The food to energy plant was built in Compton, California at a distribution center that serves hundreds of Ralphs and Food 4 Less grocery stores. According to the company, “The Kroger Recovery System utilizes anaerobic digestion, a naturally occurring process, to transform unsold organics and onsite food-processing effluent into renewable biogas. This biogas is then turned into power for onsite operations. The process is carried out in an enclosed, oxygen-free environment, which means the process takes up less space and generates no odors. The system will provide enough renewable biogas to offset more than 20% of the energy demand of the Ralphs/Food 4 Less distribution center”.
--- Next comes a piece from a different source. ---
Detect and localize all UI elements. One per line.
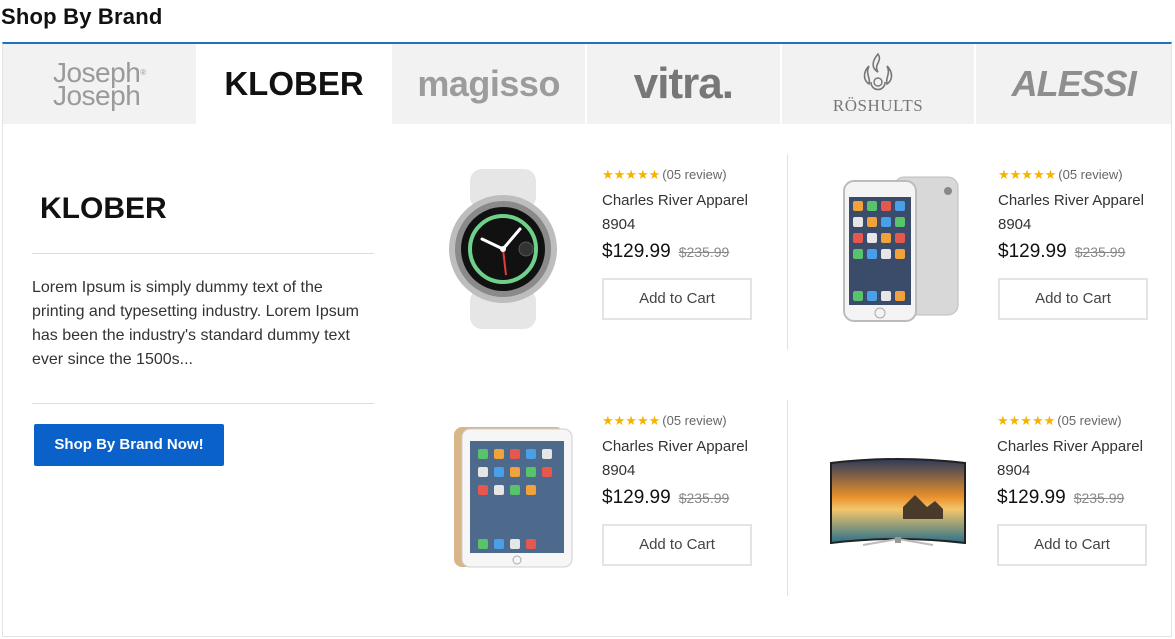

The system was designed and will be operated by FEED Resource Recovery Inc., a Boston company focused on clean technology.
“We are committed to finding solutions for food waste and clean energy, and we believe this is a meaningful step forward,” said Rodney McMullen , President and COO, The Kroger Co. “Investing in this project is a good business decision for Kroger and, most importantly, an extraordinary opportunity to benefit the environment. We want to thank Governor Brown and his team at CalRecycle and CalEPA, the City of Compton, the SCAQMD, and most importantly the team at FEED for making this renewable energy project a reality”.
Food waste is a gigantic problem in this country; the Natural Resources Defense Council found that 40% of the food in the U.S. goes uneaten. This uneaten food contributes 25% of the country’s methane emissions. Utilizing this food waste to create methane that can then be used for energy is a superb plan. Additionally, the sludge left over from the silo will be used as agricultural compost.
The system will process more than 55,000 tons of organic food waste into renewable energy each year and power the 650,000 square foot distribution center. On top of that, the system will also eliminate 500,000 miles of truck trips each year, further reducing emissions.
This system is a great step towards cutting back on food waste and utilizing renewable energy.